Thursday, February 26, 2009

Post Office Pensions

The government has decided that the best line of attack to privatise the post office (the current proposal is a direct sell off of a mighty 30% of the mail) is to point to the rather startling £ 5.9 billion pensions deficit and say that the only way to fill that hole is to have private companies creaming profits out of the organisation.

Of course, it has been suggested that nationalisation of the pensions scheme might be a more logical approach but then what's logic ever had to do with the privatisation mania? As the CWU says the pensions are just an excuse. It's all about the ongoing desire to privatise the post - an employer which is one of the last bastions of a stable and militant trades unionism.

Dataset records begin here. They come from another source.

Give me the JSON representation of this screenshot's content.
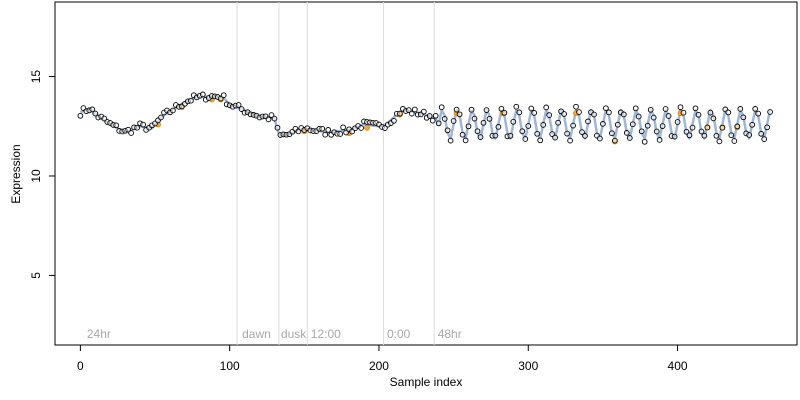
{
  "chart_data": {
    "type": "scatter",
    "xlabel": "Sample index",
    "ylabel": "Expression",
    "xlim": [
      -17,
      480
    ],
    "ylim": [
      1.5,
      18.75
    ],
    "x_ticks": [
      0,
      100,
      200,
      300,
      400
    ],
    "y_ticks": [
      5,
      10,
      15
    ],
    "grid": false,
    "period_boundaries": [
      105,
      133,
      152,
      203,
      237
    ],
    "period_labels": [
      {
        "x": 3,
        "text": "24hr"
      },
      {
        "x": 107,
        "text": "dawn"
      },
      {
        "x": 133,
        "text": "dusk"
      },
      {
        "x": 153,
        "text": "12:00"
      },
      {
        "x": 204,
        "text": "0:00"
      },
      {
        "x": 238,
        "text": "48hr"
      }
    ],
    "series_colors": {
      "points": "#000000",
      "fitted": "#9fb6d6",
      "highlight": "#f0a830"
    },
    "trend_points": [
      [
        0,
        13.2
      ],
      [
        6,
        13.4
      ],
      [
        12,
        13.0
      ],
      [
        20,
        12.6
      ],
      [
        30,
        12.2
      ],
      [
        40,
        12.5
      ],
      [
        48,
        12.4
      ],
      [
        55,
        13.0
      ],
      [
        65,
        13.5
      ],
      [
        75,
        13.9
      ],
      [
        85,
        14.0
      ],
      [
        95,
        14.0
      ],
      [
        100,
        13.6
      ],
      [
        110,
        13.3
      ],
      [
        120,
        13.0
      ],
      [
        130,
        12.9
      ],
      [
        133,
        12.0
      ],
      [
        140,
        12.1
      ],
      [
        150,
        12.4
      ],
      [
        165,
        12.2
      ],
      [
        180,
        12.3
      ],
      [
        190,
        12.6
      ],
      [
        200,
        12.5
      ],
      [
        205,
        12.6
      ],
      [
        215,
        13.3
      ],
      [
        225,
        13.2
      ],
      [
        235,
        13.0
      ],
      [
        240,
        12.8
      ]
    ],
    "oscillation": {
      "x_start": 240,
      "x_end": 462,
      "center": 12.6,
      "amplitude": 0.75,
      "period": 10
    },
    "highlighted_x": [
      52,
      68,
      88,
      94,
      150,
      180,
      192,
      214,
      252,
      283,
      332,
      358,
      402,
      420,
      430,
      440
    ]
  }
}
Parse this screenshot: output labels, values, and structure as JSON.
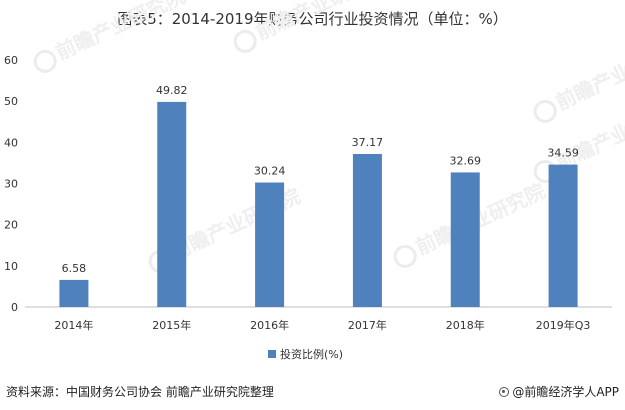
{
  "header": {
    "title": "图表5：2014-2019年财务公司行业投资情况（单位：%）"
  },
  "footer": {
    "source": "资料来源：中国财务公司协会  前瞻产业研究院整理",
    "brand": "@前瞻经济学人APP"
  },
  "watermark": {
    "text": "前瞻产业研究院"
  },
  "colors": {
    "bar": "#4f81bd",
    "axis": "#bfbfbf"
  },
  "chart_data": {
    "type": "bar",
    "title": "图表5：2014-2019年财务公司行业投资情况（单位：%）",
    "categories": [
      "2014年",
      "2015年",
      "2016年",
      "2017年",
      "2018年",
      "2019年Q3"
    ],
    "series": [
      {
        "name": "投资比例(%)",
        "values": [
          6.58,
          49.82,
          30.24,
          37.17,
          32.69,
          34.59
        ],
        "labels": [
          "6.58",
          "49.82",
          "30.24",
          "37.17",
          "32.69",
          "34.59"
        ]
      }
    ],
    "ylim": [
      0,
      60
    ],
    "yticks": [
      0,
      10,
      20,
      30,
      40,
      50,
      60
    ],
    "xlabel": "",
    "ylabel": "",
    "grid": false,
    "legend_position": "bottom"
  }
}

I initially thought that perhaps this deficit had been created by the financial crisis but in fact, if it has contributed to the problem it's certainly not the cause. In fact the employer had been exempt from making employers' contributions to the fund for a whopping thirteen years, starting under the John Major government.

New Labour not only continued the policy, they introduced taxation on pension funds, after all times were good and always would be - they'd abolished boom and bust remember?

The crisis in the post office pensions has been an ongoing issue with new posties being taken on under a different scheme and old timers who've had their pensions downgraded. But maybe that's academic if the government are prepared to allow the pension fund to go to the wall as a lever to get their way in pulling down public services free from private enterprise.

How astonishing that the employer had been allowed to stop making their contributions to the pension funds and create this massive deficit. How disgusting that Peter Mandelson will use this very worrying fact to force through, or try to, something that every postie and the vast majority of the country are opposed to.